Alas, this was not quite good enough for the loss assessors who live in hope of a grant-maintained inferno. Hextable was insured with Kent local education authority, who organised their own assessment.

“The first thing they asked was whether we were grant-maintained,” said Mrs Smith. “When we told them we were with the local authority they left.”

Governors at the confusingly named Harrogate Grammar School have chosen a different course, despite the evident comforts of a local authority’s disaster management schemes. They want the school, a comprehensive which starred in HM chief inspector’s recent list of outstanding schools, to opt out of council control.

First they organised a ballot of the parents, the result of which is awaited. Then they consulted the staff, a process fraught with difficulty as the tin ballot box proved impossible to open.

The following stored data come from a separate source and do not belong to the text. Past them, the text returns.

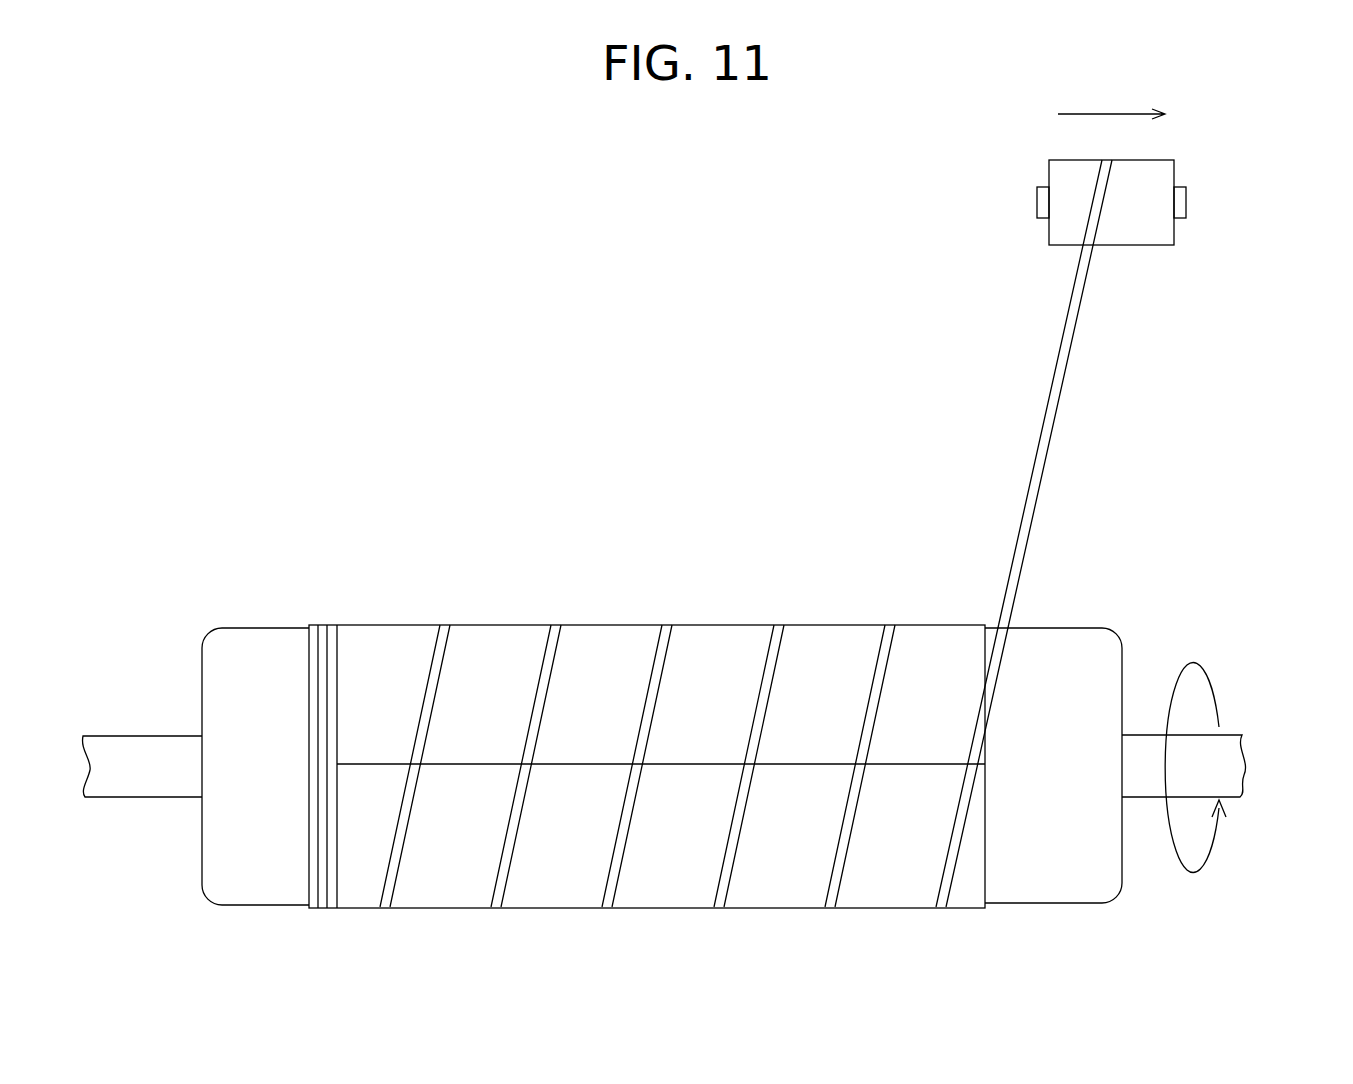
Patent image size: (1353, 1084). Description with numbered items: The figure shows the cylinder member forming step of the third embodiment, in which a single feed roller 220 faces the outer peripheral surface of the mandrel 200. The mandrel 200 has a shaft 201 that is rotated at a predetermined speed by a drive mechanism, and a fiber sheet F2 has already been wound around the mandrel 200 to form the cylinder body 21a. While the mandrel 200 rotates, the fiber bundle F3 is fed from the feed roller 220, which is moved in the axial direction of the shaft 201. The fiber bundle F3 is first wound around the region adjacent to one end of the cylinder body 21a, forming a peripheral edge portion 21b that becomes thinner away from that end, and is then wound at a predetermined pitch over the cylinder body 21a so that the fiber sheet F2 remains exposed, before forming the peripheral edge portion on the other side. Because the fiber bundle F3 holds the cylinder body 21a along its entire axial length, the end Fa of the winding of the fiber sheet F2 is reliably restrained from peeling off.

The mandrel 200 is at (1108, 667).
The shaft 201 is at (1205, 775).
The feed roller 220 is at (1187, 203).
The cylinder body 21a is at (722, 638).
The peripheral edge portion 21b is at (326, 633).
The fiber sheet F2 is at (937, 638).
The fiber bundle F3 is at (1060, 386).
The end of the winding of the fiber sheet Fa is at (580, 764).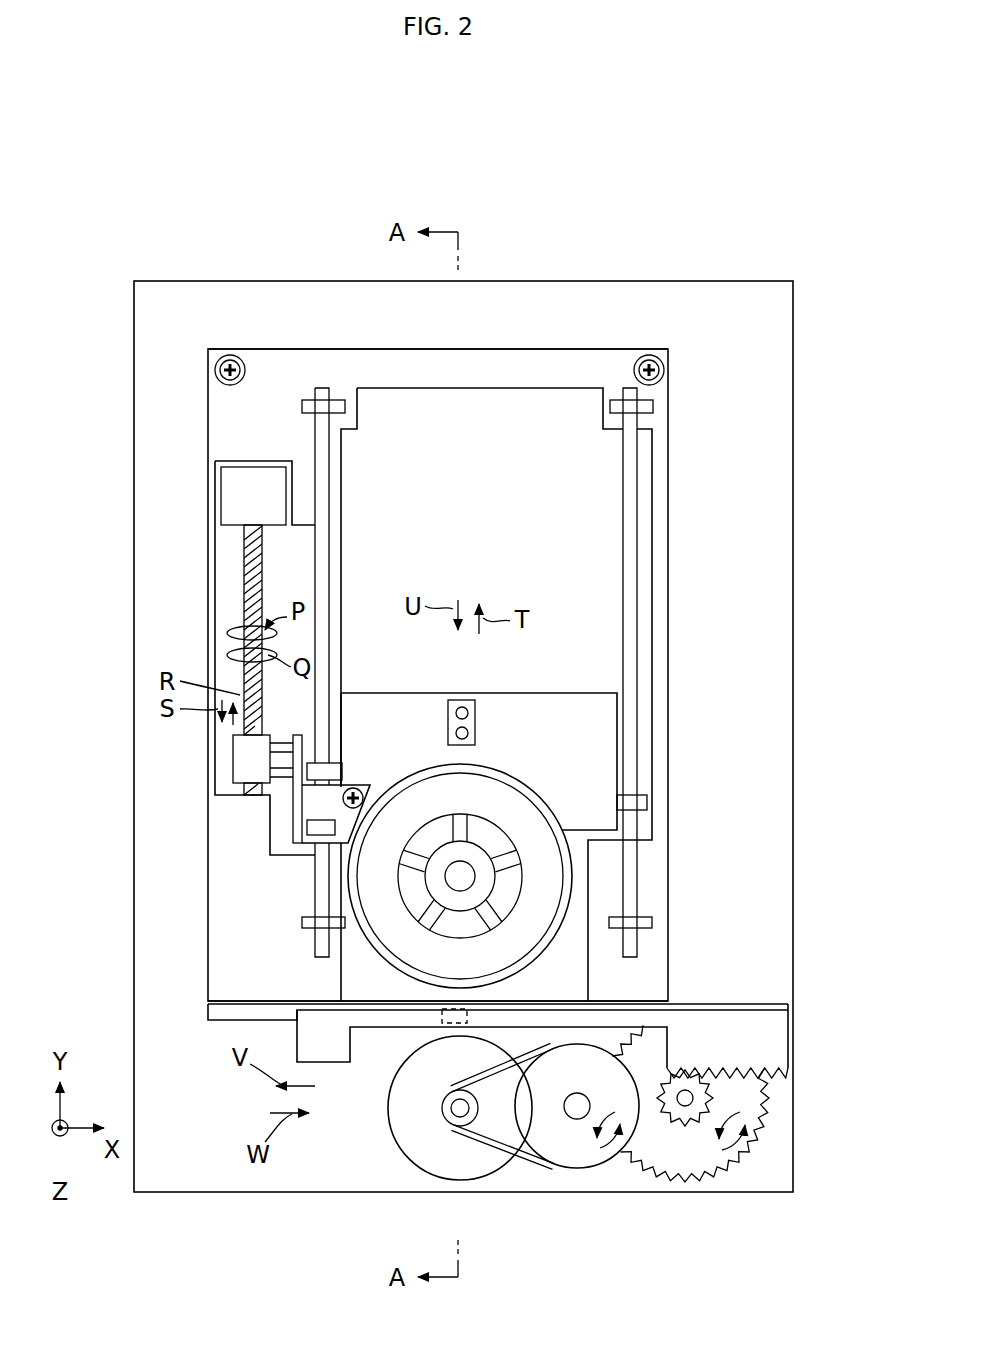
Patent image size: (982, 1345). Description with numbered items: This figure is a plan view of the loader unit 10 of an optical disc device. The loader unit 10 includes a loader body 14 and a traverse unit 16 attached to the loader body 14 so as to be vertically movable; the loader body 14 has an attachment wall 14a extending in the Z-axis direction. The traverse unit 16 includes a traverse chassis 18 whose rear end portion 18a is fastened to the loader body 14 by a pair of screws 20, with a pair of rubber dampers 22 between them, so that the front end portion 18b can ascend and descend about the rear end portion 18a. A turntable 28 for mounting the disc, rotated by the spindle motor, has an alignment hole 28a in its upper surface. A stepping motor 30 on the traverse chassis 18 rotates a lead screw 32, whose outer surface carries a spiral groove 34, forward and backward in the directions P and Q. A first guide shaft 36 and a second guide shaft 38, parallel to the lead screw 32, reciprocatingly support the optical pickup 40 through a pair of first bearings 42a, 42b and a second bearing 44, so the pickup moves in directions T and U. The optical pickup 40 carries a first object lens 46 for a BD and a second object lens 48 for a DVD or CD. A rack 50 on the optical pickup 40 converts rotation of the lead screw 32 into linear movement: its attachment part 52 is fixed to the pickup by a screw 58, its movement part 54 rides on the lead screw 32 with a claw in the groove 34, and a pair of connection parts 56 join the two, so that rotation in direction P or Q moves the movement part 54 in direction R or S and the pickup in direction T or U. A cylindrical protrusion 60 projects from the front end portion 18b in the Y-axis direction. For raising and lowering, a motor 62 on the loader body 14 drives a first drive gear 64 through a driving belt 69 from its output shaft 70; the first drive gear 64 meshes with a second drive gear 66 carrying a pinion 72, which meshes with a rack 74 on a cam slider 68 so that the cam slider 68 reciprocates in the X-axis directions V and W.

The loader unit 10 is at (690, 262).
The loader body 14 is at (788, 357).
The attachment wall 14a is at (262, 1012).
The traverse unit 16 is at (594, 346).
The traverse chassis 18 is at (660, 583).
The rear end portion 18a is at (468, 362).
The front end portion 18b is at (235, 998).
The screws 20 is at (218, 370).
The dampers 22 is at (237, 356).
The turntable 28 is at (520, 940).
The hole 28a is at (463, 880).
The stepping motor 30 is at (232, 500).
The lead screw 32 is at (240, 610).
The groove 34 is at (252, 570).
The first guide shaft 36 is at (318, 880).
The second guide shaft 38 is at (633, 875).
The optical pickup 40 is at (548, 703).
The first bearing 42a is at (333, 768).
The first bearing 42b is at (318, 828).
The second bearing 44 is at (633, 803).
The first object lens 46 is at (464, 708).
The second object lens 48 is at (468, 733).
The rack 50 is at (228, 749).
The attachment part 52 is at (305, 808).
The movement part 54 is at (250, 772).
The connection parts 56 is at (281, 773).
The screw 58 is at (357, 789).
The protrusion 60 is at (438, 1020).
The motor 62 is at (410, 1140).
The first drive gear 64 is at (577, 1148).
The second drive gear 66 is at (695, 1160).
The cam slider 68 is at (740, 1015).
The driving belt 69 is at (500, 1150).
The output shaft 70 is at (455, 1115).
The pinion 72 is at (710, 1100).
The rack 74 is at (745, 1080).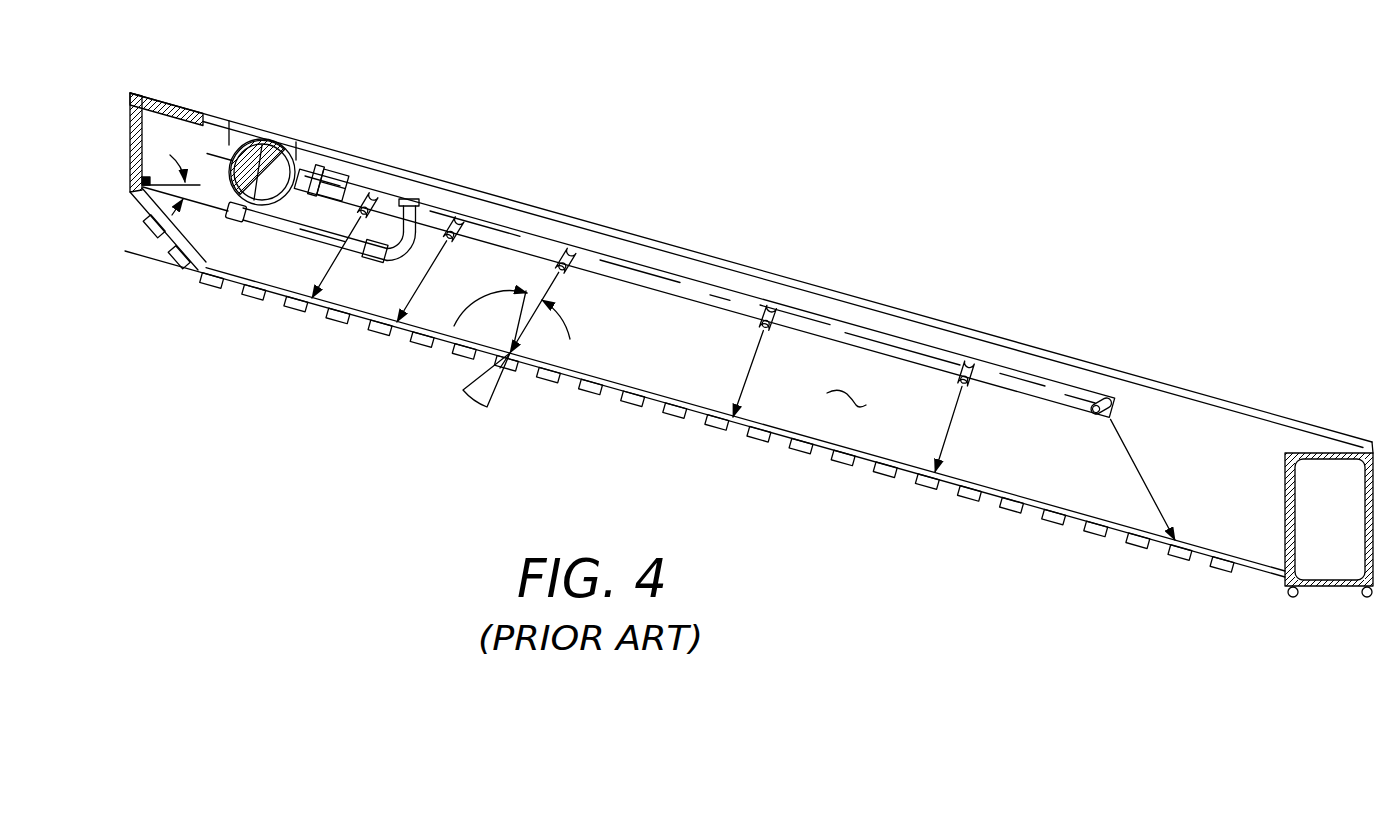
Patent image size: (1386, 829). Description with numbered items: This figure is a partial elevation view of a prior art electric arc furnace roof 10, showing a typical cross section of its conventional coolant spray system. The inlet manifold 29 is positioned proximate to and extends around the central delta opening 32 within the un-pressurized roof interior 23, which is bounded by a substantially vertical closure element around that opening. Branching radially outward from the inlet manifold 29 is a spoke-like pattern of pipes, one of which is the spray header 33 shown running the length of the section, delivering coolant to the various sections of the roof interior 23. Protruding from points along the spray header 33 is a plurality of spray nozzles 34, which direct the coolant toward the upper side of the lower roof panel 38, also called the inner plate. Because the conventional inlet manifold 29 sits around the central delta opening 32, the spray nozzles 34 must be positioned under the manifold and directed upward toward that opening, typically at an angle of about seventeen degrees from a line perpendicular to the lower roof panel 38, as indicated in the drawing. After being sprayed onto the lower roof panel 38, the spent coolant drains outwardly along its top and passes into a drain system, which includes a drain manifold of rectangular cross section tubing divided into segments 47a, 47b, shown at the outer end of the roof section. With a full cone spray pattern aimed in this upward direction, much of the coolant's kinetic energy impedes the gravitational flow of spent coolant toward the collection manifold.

The roof 10 is at (935, 190).
The roof interior 23 is at (842, 412).
The inlet manifold 29 is at (248, 137).
The central delta opening 32 is at (132, 143).
The spray header 33 is at (843, 316).
The spray nozzle 34 is at (368, 190).
The lower roof panel 38 is at (575, 366).
The drain manifold segment 47a is at (1279, 443).
The drain manifold segment 47b is at (1284, 452).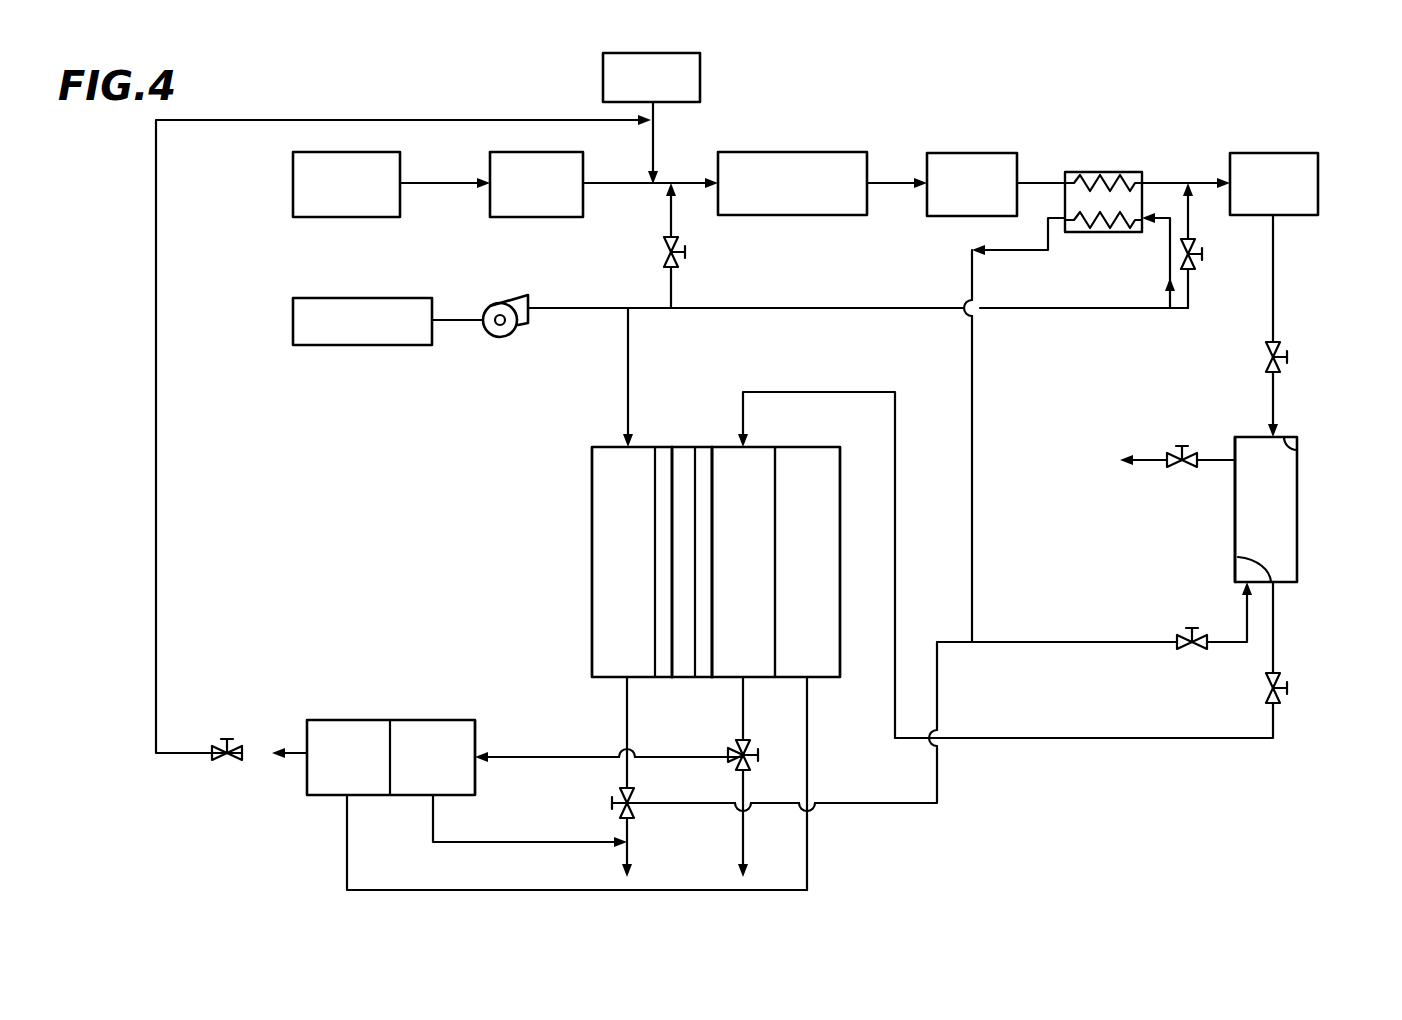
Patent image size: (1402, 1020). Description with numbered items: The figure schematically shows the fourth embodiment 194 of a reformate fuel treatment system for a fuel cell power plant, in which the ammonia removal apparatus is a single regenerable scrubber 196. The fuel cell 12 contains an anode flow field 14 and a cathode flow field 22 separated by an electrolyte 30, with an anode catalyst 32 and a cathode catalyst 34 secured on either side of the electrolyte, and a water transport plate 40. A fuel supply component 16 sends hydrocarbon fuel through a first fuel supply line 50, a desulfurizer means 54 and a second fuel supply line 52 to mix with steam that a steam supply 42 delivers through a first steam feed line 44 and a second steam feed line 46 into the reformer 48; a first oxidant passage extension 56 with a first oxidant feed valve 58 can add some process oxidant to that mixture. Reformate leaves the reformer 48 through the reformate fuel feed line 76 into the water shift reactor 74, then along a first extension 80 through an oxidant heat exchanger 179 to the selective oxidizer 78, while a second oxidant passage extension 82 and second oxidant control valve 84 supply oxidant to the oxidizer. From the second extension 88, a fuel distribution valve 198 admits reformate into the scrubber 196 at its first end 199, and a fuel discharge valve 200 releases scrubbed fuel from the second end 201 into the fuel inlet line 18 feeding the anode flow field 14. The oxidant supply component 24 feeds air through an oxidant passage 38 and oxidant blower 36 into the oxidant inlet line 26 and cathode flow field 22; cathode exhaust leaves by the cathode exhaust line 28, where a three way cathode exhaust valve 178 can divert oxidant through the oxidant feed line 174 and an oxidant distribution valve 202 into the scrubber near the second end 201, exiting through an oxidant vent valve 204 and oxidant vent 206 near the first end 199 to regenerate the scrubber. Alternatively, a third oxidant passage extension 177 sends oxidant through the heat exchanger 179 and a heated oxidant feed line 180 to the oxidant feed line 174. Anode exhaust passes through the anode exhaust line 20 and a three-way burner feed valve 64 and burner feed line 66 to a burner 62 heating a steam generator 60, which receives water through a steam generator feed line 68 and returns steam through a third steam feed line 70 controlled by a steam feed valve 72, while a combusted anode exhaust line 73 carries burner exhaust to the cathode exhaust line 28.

The fuel cell 12 is at (675, 553).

A hacksaw was eventually commissioned only to reveal a pile of slips saying “I have already voted in the union ballot”. This was an earlier poll which had, predictably, gone somewhat agin the grant-maintained wheeze.

The great Conservative mailshot scandal has moved on with a new culprit in the dock: the Rt Hon John Selwyn Gummer MP, newly Catholic Secretary of State for the Environment.

Two Richmond MPs, former party chairman Jeremy Hanley and Toby Jessel, have already been caught out using House of Commons note paper and the free postal service for what amounted to press releases. They wrote to school governors and headteachers in their constituencies as part of a co-ordinated campaign, extolling the virtues of Conservative education spending.

Mr Gummer, another former party chairman, has been at the same game. The official portcullis sits atop the riveting “news” that the Suffolk standard spending assessment for education is up a grand 5.7 per cent. As Environment Secretary he is in a good position to know such things.

How strange that he neglected to mention, first, that Suffolk already spends more than the SSA. And, second, that the government grant to Suffolk, a rather crucial element in Suffolk’s ability to pay, has been reduced this year. The county’s schools received Mr Gummer’s missive, but their governors did not. County Hall, smelling a rat perhaps, refused to give him the relevant names and addresses.

Will he get into trouble for wasting public money in this way, you rightly ask?

Probably not, judging from the cases of Hanley and Jessel who, it would appear, received not so much as a slap on the wrist.

Academics at Nottingham Trent University are still to be persuaded that former education secretary Kenneth Clarke fully deserves his proposed honorary degree “for services to education”.

As it happens, Mr Clarke is well acquainted with the chairman of Trent University’s board of governors, a chap called Sir David White.

While Mr Clarke was secretary of state for health, Sir David was, and still is, the chairman of the Nottingham Health Authority. While Mr Clarke was education secretary, Sir David was a trustee of the Djanogly City Technology College and a governor at Nottingham Polytechnic. Sir David is a fellow old boy of Nottingham High School and, like Mr Clarke, a fan of Nottingham Forest.

Some lecturers have threatened legal action over the award. They point out that Mr Clarke’s latest service to education is, as Chancellor of the Exchequer, a Pounds 300 million cut in the budget for higher education. But this week, the governors agreed to plough ahead regardless.

The Cambridge bookseller Galloway and Porter is having no luck in its bid to shift Things to come - the Tories in the 21st century. This is the hugely remaindered oeuvre of one-time education secretary John Patten, originally on sale at an incredible Pounds 17.99.

Stacks of his indigestible ramblings almost engulfed a recent warehouse sale, our spies report, even at the desperate price of Pounds 1 for the hardback.